The sharing of the waters of this river is a cause of dispute between the governments of Karnataka and Goa. The Karnataka government proposes to divert some water from the Mahadayi river to the Malaprabha River basin as part of the Kalasa-Banduri Nala project, as approximately 188 tmcft of water at 75% dependability is available in the river. Mahadayi Water Tribunal under Interstate River Water Disputes Act has been constituted to decide the sharing of the river waters by the riparian states. In August 2018, Mahadayi Water Tribunal verdict permitted Goa to use 24 tmcft (excluding the 9.395 tmcft prevailing uses), Karnataka to use 5.4 tmcft (including 3.9 tmcft for export outside the basin) and Maharashtra to use 1.33 tmcft for consumptive purposes.
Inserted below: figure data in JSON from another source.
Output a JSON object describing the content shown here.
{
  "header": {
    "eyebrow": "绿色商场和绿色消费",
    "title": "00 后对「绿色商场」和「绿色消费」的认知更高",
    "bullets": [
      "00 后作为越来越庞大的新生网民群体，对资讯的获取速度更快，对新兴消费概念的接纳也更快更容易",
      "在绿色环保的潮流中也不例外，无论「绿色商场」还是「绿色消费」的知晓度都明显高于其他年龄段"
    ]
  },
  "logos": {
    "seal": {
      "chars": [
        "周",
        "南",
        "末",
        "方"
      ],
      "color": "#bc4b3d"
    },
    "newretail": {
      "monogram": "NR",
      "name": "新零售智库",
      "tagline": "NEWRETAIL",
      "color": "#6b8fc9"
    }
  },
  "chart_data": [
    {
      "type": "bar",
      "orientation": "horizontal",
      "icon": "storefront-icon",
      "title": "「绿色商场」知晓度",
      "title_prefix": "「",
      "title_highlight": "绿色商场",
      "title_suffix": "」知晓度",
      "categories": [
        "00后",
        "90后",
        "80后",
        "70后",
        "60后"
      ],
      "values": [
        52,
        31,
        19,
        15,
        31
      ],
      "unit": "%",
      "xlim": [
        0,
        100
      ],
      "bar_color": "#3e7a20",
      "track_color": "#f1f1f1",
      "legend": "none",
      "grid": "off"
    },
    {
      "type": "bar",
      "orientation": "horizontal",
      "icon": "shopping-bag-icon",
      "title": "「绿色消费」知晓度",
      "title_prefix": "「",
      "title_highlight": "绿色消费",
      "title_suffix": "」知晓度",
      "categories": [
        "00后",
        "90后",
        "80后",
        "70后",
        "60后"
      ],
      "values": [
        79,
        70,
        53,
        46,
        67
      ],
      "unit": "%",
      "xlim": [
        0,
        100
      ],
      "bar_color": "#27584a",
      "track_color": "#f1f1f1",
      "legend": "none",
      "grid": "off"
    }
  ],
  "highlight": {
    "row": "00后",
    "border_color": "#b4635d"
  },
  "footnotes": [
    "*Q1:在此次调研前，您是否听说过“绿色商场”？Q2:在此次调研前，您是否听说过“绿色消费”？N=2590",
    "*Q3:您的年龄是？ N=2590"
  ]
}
The tribunal assessed the water generated in the river catchment area of Karnataka and Maharashtra as 32.11 tmcft and 7.21 tmcft respectively at 75% dependability. The tribunal has apportioned only 40.125 tmcft of Mandovi river water for consumptive uses among the three riparian states. Karnataka approached the Supreme Court alleging injustice is done in allocation of water to the state.

Central government issued a gazette notification on 27 February 2020 permitting the Karnataka state to draw 13.42 tmcft of water from the Mahadayi river out of which 8 tmcft is for power generation.